Secondo gli attivisti, Inditex cerca di minimizzare l’impatto climatico delle proprie operazioni logistiche, in particolare la sua evidente dipendenza dal trasporto aereo. Un dettaglio significativo: nelle 514 pagine del rapporto annuale, l’espressione “trasporto aereo” compare una sola volta – e solo per citare un accordo relativo all’uso di carburanti sostenibili per l’aviazione. L’azienda prevede infatti di aggiungere un 5% di carburante “green” ai voli cargo in partenza da Madrid. Ma, di fronte alle milioni di tonnellate di CO2 prodotte ogni anno, questa misura appare come una goccia nel mare. O, più precisamente, come un’operazione di greenwashing, utile a salvare più l’immagine che il clima.

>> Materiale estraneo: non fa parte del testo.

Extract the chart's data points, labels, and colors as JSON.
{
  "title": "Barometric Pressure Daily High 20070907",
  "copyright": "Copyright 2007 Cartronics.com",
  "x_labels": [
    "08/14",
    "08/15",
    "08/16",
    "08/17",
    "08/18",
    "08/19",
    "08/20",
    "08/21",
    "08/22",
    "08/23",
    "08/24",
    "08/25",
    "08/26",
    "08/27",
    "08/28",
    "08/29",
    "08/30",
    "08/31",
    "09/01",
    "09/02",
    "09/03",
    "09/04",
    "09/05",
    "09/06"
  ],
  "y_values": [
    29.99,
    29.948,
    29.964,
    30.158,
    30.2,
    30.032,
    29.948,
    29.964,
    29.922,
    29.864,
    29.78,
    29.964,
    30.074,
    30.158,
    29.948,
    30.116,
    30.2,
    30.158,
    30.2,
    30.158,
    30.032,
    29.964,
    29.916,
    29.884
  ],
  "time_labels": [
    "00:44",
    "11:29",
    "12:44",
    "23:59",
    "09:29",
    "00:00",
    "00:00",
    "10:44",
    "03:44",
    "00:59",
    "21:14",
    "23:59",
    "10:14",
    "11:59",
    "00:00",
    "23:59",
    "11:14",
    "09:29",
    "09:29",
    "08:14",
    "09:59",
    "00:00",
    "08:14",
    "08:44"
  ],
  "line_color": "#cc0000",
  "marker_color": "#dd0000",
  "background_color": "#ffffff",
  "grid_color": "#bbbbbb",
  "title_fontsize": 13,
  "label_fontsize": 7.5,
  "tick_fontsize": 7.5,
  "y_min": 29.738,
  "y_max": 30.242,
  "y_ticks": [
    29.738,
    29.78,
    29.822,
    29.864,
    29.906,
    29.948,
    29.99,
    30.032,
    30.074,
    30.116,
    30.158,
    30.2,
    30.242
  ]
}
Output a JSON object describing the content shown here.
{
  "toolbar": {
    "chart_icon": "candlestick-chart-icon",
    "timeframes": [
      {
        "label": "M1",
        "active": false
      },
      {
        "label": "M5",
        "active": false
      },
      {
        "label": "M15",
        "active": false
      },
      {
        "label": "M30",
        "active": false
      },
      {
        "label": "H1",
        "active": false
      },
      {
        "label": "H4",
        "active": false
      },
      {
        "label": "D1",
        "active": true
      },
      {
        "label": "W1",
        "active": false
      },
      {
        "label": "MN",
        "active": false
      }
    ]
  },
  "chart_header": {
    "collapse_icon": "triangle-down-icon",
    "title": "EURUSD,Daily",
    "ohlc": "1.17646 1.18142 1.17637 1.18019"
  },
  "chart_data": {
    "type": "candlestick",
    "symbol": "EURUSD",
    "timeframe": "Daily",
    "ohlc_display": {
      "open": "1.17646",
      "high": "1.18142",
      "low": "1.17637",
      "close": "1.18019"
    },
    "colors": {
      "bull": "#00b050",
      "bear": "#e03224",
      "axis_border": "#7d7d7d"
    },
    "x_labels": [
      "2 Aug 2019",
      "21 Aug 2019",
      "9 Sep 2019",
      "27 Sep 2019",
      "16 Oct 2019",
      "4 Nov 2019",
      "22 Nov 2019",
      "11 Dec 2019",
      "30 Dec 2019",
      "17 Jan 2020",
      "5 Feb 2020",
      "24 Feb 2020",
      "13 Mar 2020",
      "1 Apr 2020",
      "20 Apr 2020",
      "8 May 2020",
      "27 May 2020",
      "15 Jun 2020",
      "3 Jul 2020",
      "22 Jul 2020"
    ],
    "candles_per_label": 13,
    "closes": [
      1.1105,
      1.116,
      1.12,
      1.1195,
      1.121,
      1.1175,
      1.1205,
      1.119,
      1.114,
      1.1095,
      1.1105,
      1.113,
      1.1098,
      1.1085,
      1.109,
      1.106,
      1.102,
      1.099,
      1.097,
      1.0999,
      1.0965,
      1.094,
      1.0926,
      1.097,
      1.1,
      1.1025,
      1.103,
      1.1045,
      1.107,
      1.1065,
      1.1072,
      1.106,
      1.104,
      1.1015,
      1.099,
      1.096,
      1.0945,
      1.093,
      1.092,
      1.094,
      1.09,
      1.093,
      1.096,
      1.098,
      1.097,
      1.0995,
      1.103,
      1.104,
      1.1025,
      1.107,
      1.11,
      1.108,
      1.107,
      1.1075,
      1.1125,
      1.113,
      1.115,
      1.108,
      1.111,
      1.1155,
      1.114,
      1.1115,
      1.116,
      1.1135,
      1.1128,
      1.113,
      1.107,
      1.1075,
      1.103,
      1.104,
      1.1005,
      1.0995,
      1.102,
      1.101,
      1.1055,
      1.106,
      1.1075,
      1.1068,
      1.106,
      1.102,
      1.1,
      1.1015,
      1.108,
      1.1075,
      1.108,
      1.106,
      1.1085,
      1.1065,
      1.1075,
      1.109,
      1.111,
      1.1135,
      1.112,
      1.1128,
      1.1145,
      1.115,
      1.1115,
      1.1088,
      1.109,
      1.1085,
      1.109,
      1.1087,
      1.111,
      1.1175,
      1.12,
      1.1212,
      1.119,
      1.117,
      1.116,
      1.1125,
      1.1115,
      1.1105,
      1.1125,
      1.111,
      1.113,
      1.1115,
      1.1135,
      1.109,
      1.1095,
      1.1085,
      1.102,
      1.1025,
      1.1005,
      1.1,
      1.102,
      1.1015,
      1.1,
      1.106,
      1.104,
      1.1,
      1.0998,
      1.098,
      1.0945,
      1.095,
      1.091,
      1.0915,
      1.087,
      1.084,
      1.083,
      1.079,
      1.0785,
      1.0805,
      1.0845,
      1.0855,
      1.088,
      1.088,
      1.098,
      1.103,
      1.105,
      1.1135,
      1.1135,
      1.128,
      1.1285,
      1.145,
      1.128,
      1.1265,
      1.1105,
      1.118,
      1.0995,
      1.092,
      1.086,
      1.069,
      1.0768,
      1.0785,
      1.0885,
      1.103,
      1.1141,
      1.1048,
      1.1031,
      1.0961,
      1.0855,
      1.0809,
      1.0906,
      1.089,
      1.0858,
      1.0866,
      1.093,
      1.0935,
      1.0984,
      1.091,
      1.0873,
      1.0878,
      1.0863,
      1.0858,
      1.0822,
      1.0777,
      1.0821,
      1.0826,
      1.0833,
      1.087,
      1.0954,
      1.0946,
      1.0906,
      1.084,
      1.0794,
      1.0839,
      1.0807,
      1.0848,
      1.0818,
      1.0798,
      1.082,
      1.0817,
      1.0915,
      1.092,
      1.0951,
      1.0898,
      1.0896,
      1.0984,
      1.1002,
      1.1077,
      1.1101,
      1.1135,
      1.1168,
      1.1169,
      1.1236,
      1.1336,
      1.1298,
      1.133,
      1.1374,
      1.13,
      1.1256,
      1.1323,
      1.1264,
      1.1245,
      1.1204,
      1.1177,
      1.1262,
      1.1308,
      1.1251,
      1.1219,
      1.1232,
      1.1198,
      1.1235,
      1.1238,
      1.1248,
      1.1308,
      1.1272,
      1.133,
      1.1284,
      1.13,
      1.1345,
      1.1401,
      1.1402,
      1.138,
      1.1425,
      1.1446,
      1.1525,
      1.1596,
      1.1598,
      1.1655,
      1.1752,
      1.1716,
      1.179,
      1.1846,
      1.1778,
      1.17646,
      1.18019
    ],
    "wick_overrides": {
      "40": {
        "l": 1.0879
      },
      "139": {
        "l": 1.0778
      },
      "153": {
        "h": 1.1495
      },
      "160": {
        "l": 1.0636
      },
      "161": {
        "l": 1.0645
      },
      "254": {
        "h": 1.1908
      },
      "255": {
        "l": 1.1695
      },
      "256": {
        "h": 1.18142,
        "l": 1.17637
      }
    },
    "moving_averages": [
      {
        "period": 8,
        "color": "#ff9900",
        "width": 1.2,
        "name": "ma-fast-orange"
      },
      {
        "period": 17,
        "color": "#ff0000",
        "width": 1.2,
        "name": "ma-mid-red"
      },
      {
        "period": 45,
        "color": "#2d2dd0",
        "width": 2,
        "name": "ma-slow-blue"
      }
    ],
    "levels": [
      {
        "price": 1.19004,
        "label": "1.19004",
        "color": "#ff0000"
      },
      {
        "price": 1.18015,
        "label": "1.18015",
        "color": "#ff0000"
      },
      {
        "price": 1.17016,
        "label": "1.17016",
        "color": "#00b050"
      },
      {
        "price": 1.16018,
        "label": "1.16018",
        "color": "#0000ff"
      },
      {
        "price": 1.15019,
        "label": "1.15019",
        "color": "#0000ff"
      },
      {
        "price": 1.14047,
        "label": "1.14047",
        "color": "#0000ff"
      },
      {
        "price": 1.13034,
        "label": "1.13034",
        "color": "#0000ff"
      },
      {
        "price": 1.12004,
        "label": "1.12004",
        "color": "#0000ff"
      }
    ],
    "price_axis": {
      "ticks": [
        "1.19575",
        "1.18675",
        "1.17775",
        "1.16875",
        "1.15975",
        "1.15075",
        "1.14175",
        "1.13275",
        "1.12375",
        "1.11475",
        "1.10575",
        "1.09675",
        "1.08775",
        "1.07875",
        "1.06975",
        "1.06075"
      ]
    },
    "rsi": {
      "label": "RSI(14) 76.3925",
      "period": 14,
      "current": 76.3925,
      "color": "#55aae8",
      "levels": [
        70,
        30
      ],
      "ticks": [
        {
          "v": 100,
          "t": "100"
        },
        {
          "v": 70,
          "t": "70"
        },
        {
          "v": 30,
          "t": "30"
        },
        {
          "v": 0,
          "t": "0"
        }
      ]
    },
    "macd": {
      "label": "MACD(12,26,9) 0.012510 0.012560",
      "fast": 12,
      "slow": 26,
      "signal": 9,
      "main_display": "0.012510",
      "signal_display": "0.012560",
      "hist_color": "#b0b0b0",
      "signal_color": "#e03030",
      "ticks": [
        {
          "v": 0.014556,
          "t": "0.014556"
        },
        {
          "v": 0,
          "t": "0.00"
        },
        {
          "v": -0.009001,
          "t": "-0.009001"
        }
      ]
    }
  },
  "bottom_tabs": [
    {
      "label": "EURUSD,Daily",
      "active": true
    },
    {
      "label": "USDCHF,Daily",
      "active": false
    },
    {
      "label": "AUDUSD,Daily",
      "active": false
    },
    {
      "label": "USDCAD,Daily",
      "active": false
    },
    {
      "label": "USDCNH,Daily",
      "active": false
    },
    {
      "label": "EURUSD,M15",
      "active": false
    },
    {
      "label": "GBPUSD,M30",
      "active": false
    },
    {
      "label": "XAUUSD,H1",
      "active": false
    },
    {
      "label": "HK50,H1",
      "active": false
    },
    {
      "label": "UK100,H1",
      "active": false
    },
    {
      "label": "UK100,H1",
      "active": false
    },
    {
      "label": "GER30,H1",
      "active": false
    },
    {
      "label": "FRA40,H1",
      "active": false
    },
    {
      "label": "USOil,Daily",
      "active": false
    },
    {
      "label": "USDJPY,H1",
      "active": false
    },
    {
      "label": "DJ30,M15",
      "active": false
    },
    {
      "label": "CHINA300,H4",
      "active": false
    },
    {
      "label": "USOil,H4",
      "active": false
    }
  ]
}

Diritti sindacali calpestati in Bangladesh: Inditex nel mirino

Durante le proteste scoppiate nell’ottobre 2023 in Bangladesh, migliaia di lavoratrici e lavoratori tessili si sono mobilitati per chiedere un aumento del salario minimo mensile, inizialmente fissato a circa 8.300 taka (75 dollari) e giudicato insufficiente. La loro richiesta era arrivata fino a 23mila taka (209 dollari), ma l’aumento proposto era stato limitato a 12.500 taka (113 dollari). Una cifra giudicata deludente dai sindacati, tanto che le manifestazioni sono proseguite, sfociando in scontri con le forze dell’ordine e provocando la chiusura di circa 600 stabilimenti e, purtroppo, almeno due morti.

Nel contesto di queste proteste, almeno 3mila dipendenti – su circa 6mila coinvolti nella filiera di Inditex – restano ancora sotto la minaccia di procedimenti giudiziari penali avviati dai fornitori. Secondo la coalizione di azionisti critici si tratta di un chiaro tentativo di repressione sindacale: accuse pretestuose pensate per intimidire e scoraggiare i lavoratori in sciopero. Il tutto, denuncia la coalizione, al fine di istituire un clima di paura e silenzio nelle fabbriche, proprio mentre cresce la pressione sui grandi gruppi della fast fashion per assumersi responsabilità sociali e ambientali.

Transizione giusta per la moda: quale ruolo può giocare Inditex?

«Attivisti e consumatori chiedono trasparenza sulle politiche di gestione del rischio adottate dal colosso spagnolo della fast fashion», ha dichiarato Deborah Lucchetti, presidente di FAIR e coordinatrice nazionale di Campagna Abiti Puliti. «La richiesta di un salario dignitoso per chi produce i capi e quella di abbandonare il trasporto aereo alimentato da combustibili fossili sono due facce della stessa lotta: giustizia sociale e climatica sono inscindibili».

Una posizione che richiama con forza la necessità di una transizione giusta nel mondo della moda. Una transizione che non può limitarsi a soluzioni di facciata, ma che deve affrontare in modo strutturale le disuguaglianze lungo tutta la filiera, redistribuendo in modo equo i costi e i benefici del cambiamento. Una questione di equità – tra Paesi, tra lavoratori e aziende, tra generazioni.